Just back from Japan last autumn and full of renewed admiration for that extraordinary country, with its endless resilience, efficiency, and decorum, I met a Korean man who reminded me of the case against.
He didn’t disagree with the good points. His regret was that, beyond occasional apologies, often qualified, the Japanese had never sufficiently acknowledged the horrors inflicted on Korea and other neighbours before and during the second World War.
This failure began during the US occupation, he said, when it was deemed politic to leave certain people in positions of power, for stability’s sake. That set the pattern. Ever since, Japan had failed to face up to its past fully, “unlike Germany”.
We’ll come back to Japan another day, perhaps. But I was reminded of the conversation by a film screening in Dublin on Tuesday night, which explained how the Germans exorcised their guilty past in the years after the war. Or more exactly, how they didn’t – at first – until a few determined individuals forced them.
The People vs Fritz Bauer tells the story of the eponymous state prosecutor who, in the 1950s, found his attempts to put various former Nazis on trial thwarted, mysteriously or otherwise, at every turn.
After the Nuremberg trials brought some of the greatest offenders to justice, many others had quietly resumed their positions in business and public life. One former Nazi minister, Hans Globke, implicated in the anti-Jewish race laws, had even somehow reinvented himself as chief of staff in Konrad Adenauer's postwar government.
Like Japan then, Germany was in the process of a near-miraculous recovery. People wanted to look forward, not back. Some wanted that more than others.
Bauer’s determination to bring leading Nazis to justice, not simply for justice’s sake but also for the public education it would involve, was up against everything from the passive silence of those keeping their heads down to an active network of protection the most powerful enjoyed.
The conflict came to a head in the late 1950s when he received a tip-off that Adolf Eichmann, one of the architects of the "final solution", was living under a false name in Argentina.
Being himself Jewish and haunted by the compromises he had made to survive, the prosecutor knew that here could be the exemplary lesson he hoped for, and that if Eichmann were tried successfully, many others would follow.

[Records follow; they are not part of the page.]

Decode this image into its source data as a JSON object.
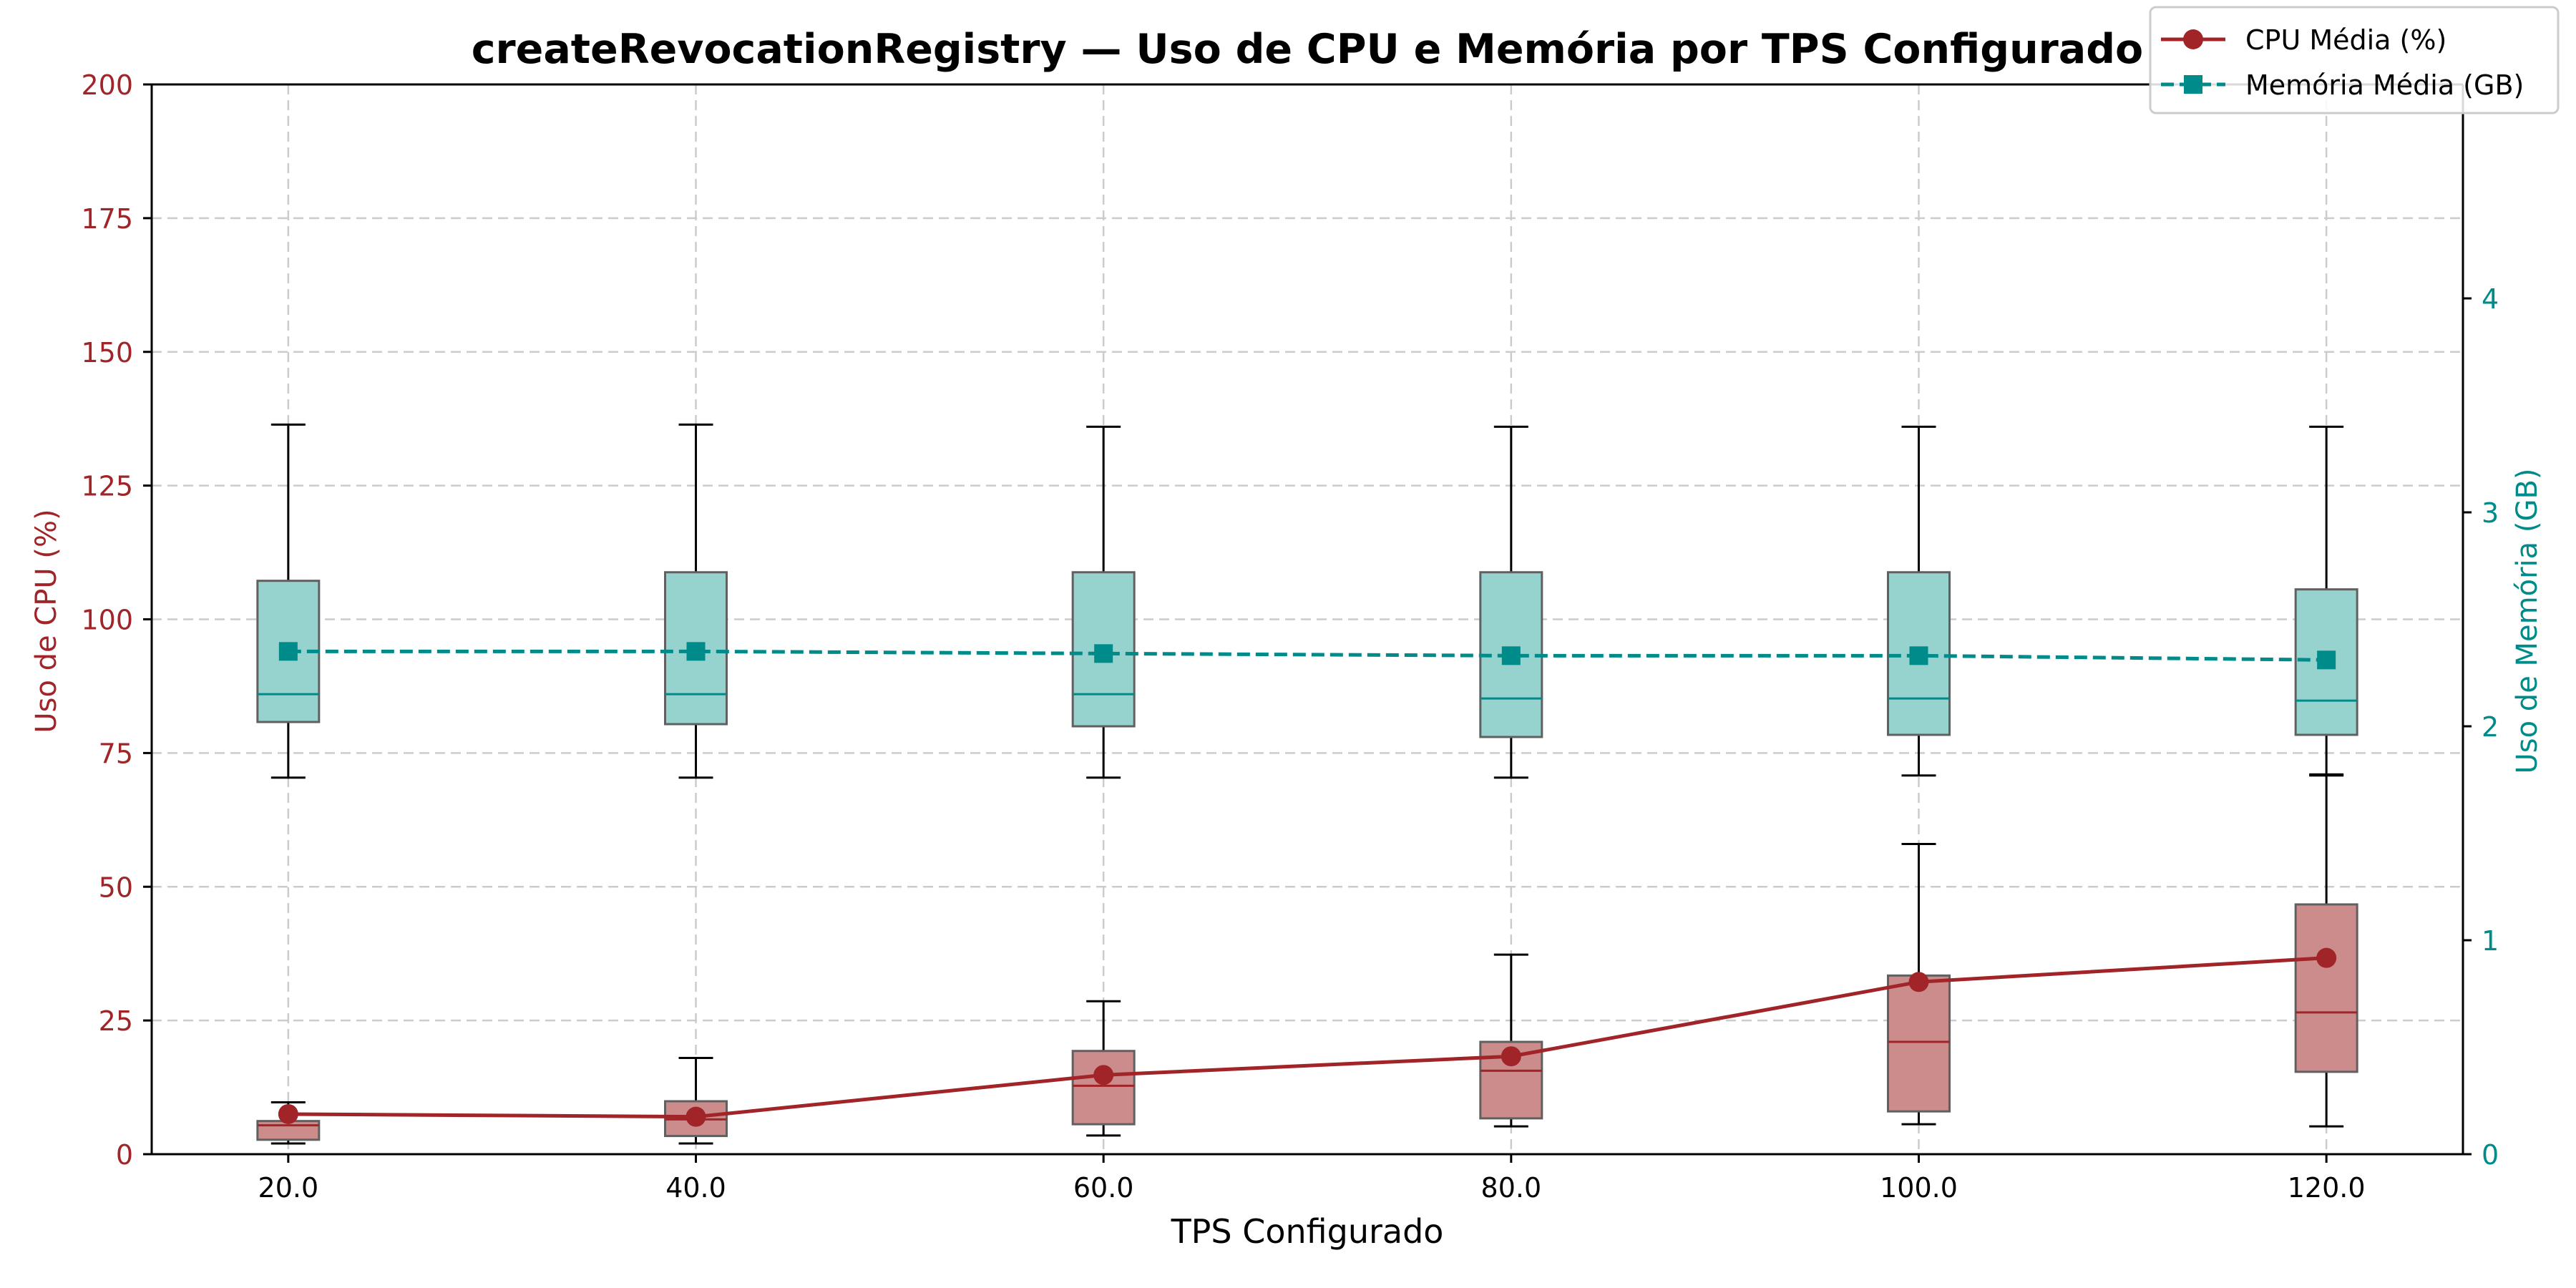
{
  "chart_data": {
    "type": "box",
    "title": "createRevocationRegistry — Uso de CPU e Memória por TPS Configurado",
    "xlabel": "TPS Configurado",
    "ylabel_left": "Uso de CPU (%)",
    "ylabel_right": "Uso de Memória (GB)",
    "x_categories": [
      "20.0",
      "40.0",
      "60.0",
      "80.0",
      "100.0",
      "120.0"
    ],
    "x_values": [
      20,
      40,
      60,
      80,
      100,
      120
    ],
    "xlim": [
      13.3,
      126.7
    ],
    "ylim_left": [
      0,
      200
    ],
    "ylim_right": [
      0,
      5
    ],
    "yticks_left": [
      "0",
      "25",
      "50",
      "75",
      "100",
      "125",
      "150",
      "175",
      "200"
    ],
    "yticks_right": [
      "0",
      "1",
      "2",
      "3",
      "4"
    ],
    "grid": true,
    "legend_position": "top-right",
    "colors": {
      "cpu": "#a02428",
      "cpu_box_fill": "#cd8c8c",
      "memory": "#008b8b",
      "memory_box_fill": "#96d2ce",
      "box_edge": "#606060",
      "whisker": "#000000",
      "grid": "#cccccc",
      "axes": "#000000"
    },
    "series": [
      {
        "name": "CPU Média (%)",
        "axis": "left",
        "style": "solid-circle",
        "mean": [
          7.5,
          7.0,
          14.8,
          18.3,
          32.2,
          36.7
        ],
        "box": [
          {
            "whislo": 2.0,
            "q1": 2.7,
            "med": 5.4,
            "q3": 6.2,
            "whishi": 9.7
          },
          {
            "whislo": 2.0,
            "q1": 3.4,
            "med": 6.5,
            "q3": 9.9,
            "whishi": 18.0
          },
          {
            "whislo": 3.5,
            "q1": 5.6,
            "med": 12.8,
            "q3": 19.3,
            "whishi": 28.6
          },
          {
            "whislo": 5.2,
            "q1": 6.7,
            "med": 15.6,
            "q3": 21.0,
            "whishi": 37.3
          },
          {
            "whislo": 5.6,
            "q1": 8.0,
            "med": 21.0,
            "q3": 33.4,
            "whishi": 58.0
          },
          {
            "whislo": 5.2,
            "q1": 15.4,
            "med": 26.5,
            "q3": 46.7,
            "whishi": 71.0
          }
        ]
      },
      {
        "name": "Memória Média (GB)",
        "axis": "right",
        "style": "dashed-square",
        "mean": [
          2.35,
          2.35,
          2.34,
          2.33,
          2.33,
          2.31
        ],
        "box": [
          {
            "whislo": 1.76,
            "q1": 2.02,
            "med": 2.15,
            "q3": 2.68,
            "whishi": 3.41
          },
          {
            "whislo": 1.76,
            "q1": 2.01,
            "med": 2.15,
            "q3": 2.72,
            "whishi": 3.41
          },
          {
            "whislo": 1.76,
            "q1": 2.0,
            "med": 2.15,
            "q3": 2.72,
            "whishi": 3.4
          },
          {
            "whislo": 1.76,
            "q1": 1.95,
            "med": 2.13,
            "q3": 2.72,
            "whishi": 3.4
          },
          {
            "whislo": 1.77,
            "q1": 1.96,
            "med": 2.13,
            "q3": 2.72,
            "whishi": 3.4
          },
          {
            "whislo": 1.77,
            "q1": 1.96,
            "med": 2.12,
            "q3": 2.64,
            "whishi": 3.4
          }
        ]
      }
    ]
  }
}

Bauer also knew, however, that there was no chance of German authorities doing the necessary. So he went instead to Mossad, the Israeli intelligence service, and asked for their help. That was treason, of course, except that in Bauer's eyes, it was treason for the greater good. His condition was that, if Eichmann could be extracted from Buenos Aires, Israel would later extradite him to Germany.

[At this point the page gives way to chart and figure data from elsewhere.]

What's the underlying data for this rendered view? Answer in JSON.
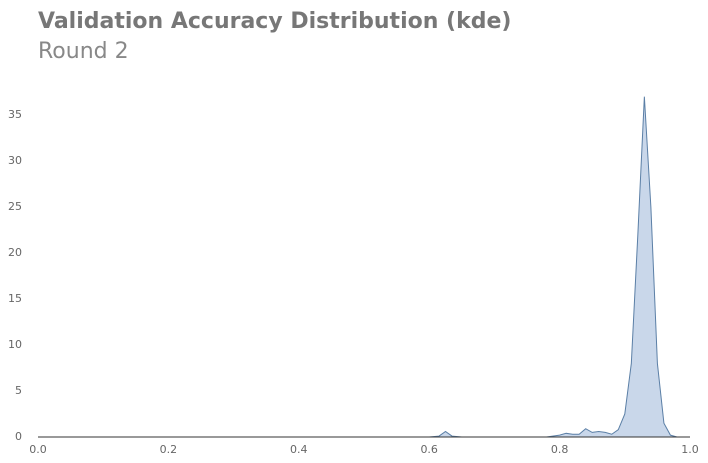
{
  "chart_data": {
    "type": "area",
    "title": "Validation Accuracy Distribution (kde)",
    "subtitle": "Round 2",
    "x": [
      0.0,
      0.6,
      0.615,
      0.625,
      0.635,
      0.65,
      0.78,
      0.8,
      0.81,
      0.82,
      0.83,
      0.84,
      0.85,
      0.86,
      0.87,
      0.88,
      0.89,
      0.9,
      0.91,
      0.92,
      0.93,
      0.94,
      0.95,
      0.96,
      0.97,
      0.98
    ],
    "values": [
      0,
      0,
      0.1,
      0.6,
      0.1,
      0,
      0,
      0.2,
      0.4,
      0.3,
      0.3,
      0.9,
      0.5,
      0.6,
      0.5,
      0.3,
      0.8,
      2.5,
      8,
      22,
      37,
      25,
      8,
      1.5,
      0.2,
      0
    ],
    "color": "#c9d7ea",
    "line_color": "#5b7fa6",
    "xlim": [
      0,
      1
    ],
    "xticks": [
      {
        "value": 0,
        "label": "0.0"
      },
      0.2,
      0.4,
      0.6,
      0.8,
      {
        "value": 1,
        "label": "1.0"
      }
    ],
    "ylim": [
      0,
      40
    ],
    "yticks": [
      0,
      5,
      10,
      15,
      20,
      25,
      30,
      35
    ]
  }
}
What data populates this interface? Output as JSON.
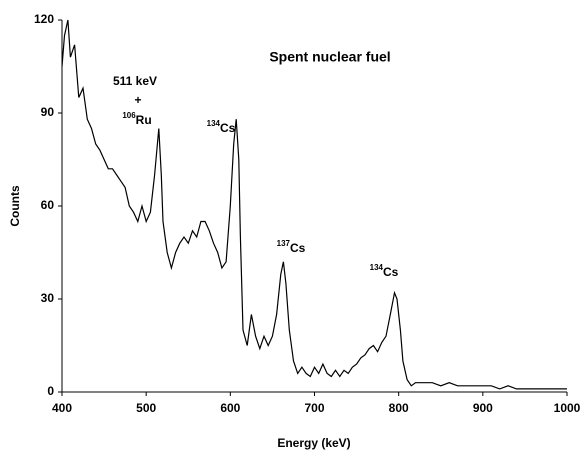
{
  "chart_data": {
    "type": "line",
    "x_label": "Energy (keV)",
    "y_label": "Counts",
    "xlim": [
      400,
      1000
    ],
    "ylim": [
      0,
      120
    ],
    "xticks": [
      400,
      500,
      600,
      700,
      800,
      900,
      1000
    ],
    "yticks": [
      0,
      30,
      60,
      90,
      120
    ],
    "grid": false,
    "annotations": [
      {
        "text": "Spent nuclear fuel"
      },
      {
        "text": "511 keV"
      },
      {
        "text": "+"
      },
      {
        "sup": "106",
        "text": "Ru"
      },
      {
        "sup": "134",
        "text": "Cs"
      },
      {
        "sup": "137",
        "text": "Cs"
      },
      {
        "sup": "134",
        "text": "Cs"
      }
    ],
    "series": [
      {
        "color": "#000000",
        "x": [
          400,
          403,
          407,
          410,
          415,
          420,
          425,
          430,
          435,
          440,
          445,
          450,
          455,
          460,
          465,
          470,
          475,
          480,
          485,
          490,
          495,
          500,
          505,
          510,
          515,
          518,
          520,
          525,
          530,
          535,
          540,
          545,
          550,
          555,
          560,
          565,
          570,
          575,
          580,
          585,
          590,
          595,
          600,
          604,
          607,
          610,
          612,
          615,
          620,
          625,
          630,
          635,
          640,
          645,
          650,
          655,
          660,
          663,
          666,
          670,
          675,
          680,
          685,
          690,
          695,
          700,
          705,
          710,
          715,
          720,
          725,
          730,
          735,
          740,
          745,
          750,
          755,
          760,
          765,
          770,
          775,
          780,
          785,
          790,
          795,
          798,
          802,
          805,
          810,
          815,
          820,
          830,
          840,
          850,
          860,
          870,
          880,
          890,
          900,
          910,
          920,
          930,
          940,
          950,
          960,
          970,
          980,
          990,
          1000
        ],
        "values": [
          105,
          115,
          120,
          108,
          112,
          95,
          98,
          88,
          85,
          80,
          78,
          75,
          72,
          72,
          70,
          68,
          66,
          60,
          58,
          55,
          60,
          55,
          58,
          70,
          85,
          70,
          55,
          45,
          40,
          45,
          48,
          50,
          48,
          52,
          50,
          55,
          55,
          52,
          48,
          45,
          40,
          42,
          60,
          80,
          88,
          75,
          50,
          20,
          15,
          25,
          18,
          14,
          18,
          15,
          18,
          25,
          38,
          42,
          35,
          20,
          10,
          6,
          8,
          6,
          5,
          8,
          6,
          9,
          6,
          5,
          7,
          5,
          7,
          6,
          8,
          9,
          11,
          12,
          14,
          15,
          13,
          16,
          18,
          25,
          32,
          30,
          20,
          10,
          4,
          2,
          3,
          3,
          3,
          2,
          3,
          2,
          2,
          2,
          2,
          2,
          1,
          2,
          1,
          1,
          1,
          1,
          1,
          1,
          1
        ]
      }
    ]
  }
}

Filmed as a pacy thriller, The People vs Fritz Bauer shows how he plotted with Mossad abroad while protecting his own back at home. I won’t bother with the usual plot spoiler warnings, because it’s a matter of record that Eichmann never returned to Germany.

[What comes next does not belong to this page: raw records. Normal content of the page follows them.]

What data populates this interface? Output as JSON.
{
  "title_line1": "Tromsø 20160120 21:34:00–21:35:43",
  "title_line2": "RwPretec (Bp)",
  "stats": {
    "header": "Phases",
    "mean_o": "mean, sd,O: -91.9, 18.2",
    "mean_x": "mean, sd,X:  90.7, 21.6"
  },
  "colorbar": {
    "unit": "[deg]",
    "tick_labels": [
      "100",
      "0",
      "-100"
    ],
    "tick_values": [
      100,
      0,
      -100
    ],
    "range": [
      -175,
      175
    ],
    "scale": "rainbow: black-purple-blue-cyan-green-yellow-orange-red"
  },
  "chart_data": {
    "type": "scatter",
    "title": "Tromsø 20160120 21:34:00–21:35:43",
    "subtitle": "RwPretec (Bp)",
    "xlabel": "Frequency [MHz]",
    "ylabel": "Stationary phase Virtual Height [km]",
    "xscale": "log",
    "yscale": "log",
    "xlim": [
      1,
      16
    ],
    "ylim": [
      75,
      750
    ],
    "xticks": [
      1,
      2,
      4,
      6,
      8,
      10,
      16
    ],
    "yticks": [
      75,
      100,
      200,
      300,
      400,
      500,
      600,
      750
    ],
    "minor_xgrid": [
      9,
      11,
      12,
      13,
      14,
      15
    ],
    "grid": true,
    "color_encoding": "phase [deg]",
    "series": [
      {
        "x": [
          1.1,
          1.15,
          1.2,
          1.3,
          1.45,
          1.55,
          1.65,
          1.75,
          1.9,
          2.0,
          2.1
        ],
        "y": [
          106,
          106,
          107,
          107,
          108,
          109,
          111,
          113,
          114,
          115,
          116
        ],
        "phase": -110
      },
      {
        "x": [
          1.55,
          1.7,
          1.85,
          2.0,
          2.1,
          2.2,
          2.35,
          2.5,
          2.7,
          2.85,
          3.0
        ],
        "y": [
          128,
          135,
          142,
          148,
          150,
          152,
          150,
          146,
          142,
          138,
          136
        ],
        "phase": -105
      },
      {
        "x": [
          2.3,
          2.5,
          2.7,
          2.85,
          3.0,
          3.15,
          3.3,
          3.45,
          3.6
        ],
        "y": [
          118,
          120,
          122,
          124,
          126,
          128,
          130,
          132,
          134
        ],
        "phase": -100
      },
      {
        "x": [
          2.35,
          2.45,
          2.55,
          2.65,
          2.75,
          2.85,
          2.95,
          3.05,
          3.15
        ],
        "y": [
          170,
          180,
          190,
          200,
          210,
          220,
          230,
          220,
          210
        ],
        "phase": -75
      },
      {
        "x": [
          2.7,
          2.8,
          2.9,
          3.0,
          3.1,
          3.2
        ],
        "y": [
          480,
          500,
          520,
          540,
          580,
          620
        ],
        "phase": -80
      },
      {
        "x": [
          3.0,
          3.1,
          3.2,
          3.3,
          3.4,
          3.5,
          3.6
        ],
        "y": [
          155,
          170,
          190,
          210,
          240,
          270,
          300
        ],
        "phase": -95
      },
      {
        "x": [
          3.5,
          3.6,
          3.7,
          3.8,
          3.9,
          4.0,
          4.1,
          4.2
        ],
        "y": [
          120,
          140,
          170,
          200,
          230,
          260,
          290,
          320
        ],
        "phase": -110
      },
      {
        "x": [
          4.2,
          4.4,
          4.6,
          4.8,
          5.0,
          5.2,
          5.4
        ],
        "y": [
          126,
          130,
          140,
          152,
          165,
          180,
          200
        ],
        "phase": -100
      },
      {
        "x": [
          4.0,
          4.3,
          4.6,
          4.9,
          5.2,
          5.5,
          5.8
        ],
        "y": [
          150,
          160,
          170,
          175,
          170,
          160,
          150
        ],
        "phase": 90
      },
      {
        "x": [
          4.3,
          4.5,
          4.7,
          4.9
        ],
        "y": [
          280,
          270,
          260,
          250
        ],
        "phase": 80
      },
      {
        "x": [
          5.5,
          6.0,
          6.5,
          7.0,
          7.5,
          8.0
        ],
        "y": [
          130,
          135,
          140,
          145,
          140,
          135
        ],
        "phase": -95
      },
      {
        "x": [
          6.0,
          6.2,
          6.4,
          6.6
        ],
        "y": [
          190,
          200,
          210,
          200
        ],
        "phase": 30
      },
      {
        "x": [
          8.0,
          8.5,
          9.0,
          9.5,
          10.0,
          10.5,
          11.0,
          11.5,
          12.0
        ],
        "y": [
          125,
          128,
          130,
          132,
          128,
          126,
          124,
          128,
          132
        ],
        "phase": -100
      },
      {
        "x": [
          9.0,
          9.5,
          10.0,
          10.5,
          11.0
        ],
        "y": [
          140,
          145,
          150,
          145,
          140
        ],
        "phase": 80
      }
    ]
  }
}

Mossad got their man all right, but no application for extradition was ever received. The German government didn’t want him. He was instead tried and hanged in Israel, in 1962.
Frustrated again then, Bauer had his moment not long afterwards when initiating the Frankfurt Auschwitz trials of 1963. But he died in 1968, at least a decade too soon to see the cathartic effect his work had on a new generation of Germans determined to atone for the sins of their fathers.
The People Vs Fritz Bauer was made in 2015 and won "Best Movie" at the German Film Awards in 2016. It was being screened at the Irish Film Institute this week as part of the lead-up to International Holocaust Remembrance Day and because Germany is about to assume the presidency of the International Holocaust Remembrance Alliance.
The event included a live interview with director Lars Kraume, who offered fascinating and funny insights into the making of a film like this with little money. One of his big challenges, for example, was negotiating image rights for the "Le Corbusier wallpaper" that had famously (and unfortunately) bedecked Bauer's office in old press photographs.
He also had to shoot scenes involving a period passenger plane, a beautiful silver Douglas DC propeller job borrowed from Austrian drinks manufacturer Red Bull, which makes vast enough profits to buy such toys.
The plane was very hard on fuel, alas, so on Kraume’s budget, he couldn’t afford to turn the engines on. At the risk of betraying the magic of cinema, he explained that in one supposedly mid-air scene, two assistants lurked unseen behind the hero, shaking the seats.